A wild night of debauchery in Ashland, Virginia, came to a sleepy end when an intoxicated raccoon was discovered passed out on the bathroom floor of a local liquor store.
A Spirited Break-In and a Scotch-Fueled Rampage
The masked intruder, identified as a common raccoon, broke into an ABC Store in Ashland. The animal's target was the bottom shelf, where it helped itself to the scotch and whisky. The ensuing chaos left a trail of destruction.
Smashed bottles littered the floor, a ceiling tile collapsed, and pools of alcohol were everywhere. It was, by all accounts, a scene of a wild party gone wrong.
From Rampage to Recovery
The adventure concluded on the morning of Saturday, November 29, 2025, when a store employee found the inebriated "trash panda" unconscious in the restroom. Animal Control Officer Samantha Martin was called to the scene.

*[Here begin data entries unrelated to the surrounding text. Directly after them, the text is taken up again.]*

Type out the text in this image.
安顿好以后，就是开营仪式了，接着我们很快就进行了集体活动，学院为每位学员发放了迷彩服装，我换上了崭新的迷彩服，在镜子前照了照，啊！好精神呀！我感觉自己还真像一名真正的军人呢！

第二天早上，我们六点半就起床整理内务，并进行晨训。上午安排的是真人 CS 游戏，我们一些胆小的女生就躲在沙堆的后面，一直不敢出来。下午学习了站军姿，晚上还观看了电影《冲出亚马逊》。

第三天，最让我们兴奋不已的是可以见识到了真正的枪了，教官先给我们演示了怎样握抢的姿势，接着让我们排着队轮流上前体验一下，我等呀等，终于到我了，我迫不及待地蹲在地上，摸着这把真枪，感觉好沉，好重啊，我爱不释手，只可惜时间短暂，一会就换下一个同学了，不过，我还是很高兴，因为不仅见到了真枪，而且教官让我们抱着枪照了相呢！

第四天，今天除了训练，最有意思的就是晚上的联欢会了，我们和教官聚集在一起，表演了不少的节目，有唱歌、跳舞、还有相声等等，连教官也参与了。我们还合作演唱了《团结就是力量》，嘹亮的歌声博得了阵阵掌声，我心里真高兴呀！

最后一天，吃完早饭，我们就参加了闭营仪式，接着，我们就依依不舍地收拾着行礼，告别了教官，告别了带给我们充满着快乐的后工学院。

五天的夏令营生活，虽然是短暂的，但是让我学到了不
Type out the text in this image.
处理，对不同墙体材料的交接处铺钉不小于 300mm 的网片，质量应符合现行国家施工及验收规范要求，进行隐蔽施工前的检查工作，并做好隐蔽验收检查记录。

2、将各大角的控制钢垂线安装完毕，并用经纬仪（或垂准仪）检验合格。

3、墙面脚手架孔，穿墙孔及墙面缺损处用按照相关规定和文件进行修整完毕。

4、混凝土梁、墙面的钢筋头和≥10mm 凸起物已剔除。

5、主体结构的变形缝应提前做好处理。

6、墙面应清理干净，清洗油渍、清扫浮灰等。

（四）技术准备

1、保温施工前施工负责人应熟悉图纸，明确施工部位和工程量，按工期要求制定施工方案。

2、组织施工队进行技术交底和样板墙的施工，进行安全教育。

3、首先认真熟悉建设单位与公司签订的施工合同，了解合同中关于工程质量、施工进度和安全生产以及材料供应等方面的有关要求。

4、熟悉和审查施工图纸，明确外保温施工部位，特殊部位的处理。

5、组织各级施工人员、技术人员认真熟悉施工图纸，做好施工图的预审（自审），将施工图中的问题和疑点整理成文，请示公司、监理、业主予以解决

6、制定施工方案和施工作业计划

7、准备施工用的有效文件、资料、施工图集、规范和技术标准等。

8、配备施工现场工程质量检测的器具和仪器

"He fell through one of the ceiling tiles and went on a full-blown rampage, drinking everything," Martin told The Associated Press. She expressed a fondness for the animals, calling them "funny little critters."
The Hanover County Animal Protection and Shelter reported that the raccoon was taken to their facility to sleep it off. After a few hours of rest, the animal showed no signs of injury—aside from a probable hangover—and was released back into the wild.
The agency quipped in a statement, hopefully having learned that breaking and entering is not the answer.
Not the First Raccoon with a Taste for Trouble
This is not an isolated incident of raccoons finding themselves in boozy predicaments. In a separate event in Whitesburg, Kentucky, a nurse named Combs and her coworkers at the Letcher County Health Department noticed a distressed raccoon in their parking lot.
The commotion led them to a nearby dumpster, where the mother raccoon was desperately trying to rescue her two pups trapped inside. The location was next to a distillery, and Combs believed the babies had consumed fermented peaches from the dumpster.
Moved by the mother's frantic efforts, Combs helped rescue one of the baby raccoons, driven by what she described as a shared maternal instinct.
Officer Martin summed up the Virginia incident with a laugh, calling it just "another day in the life of an animal control officer."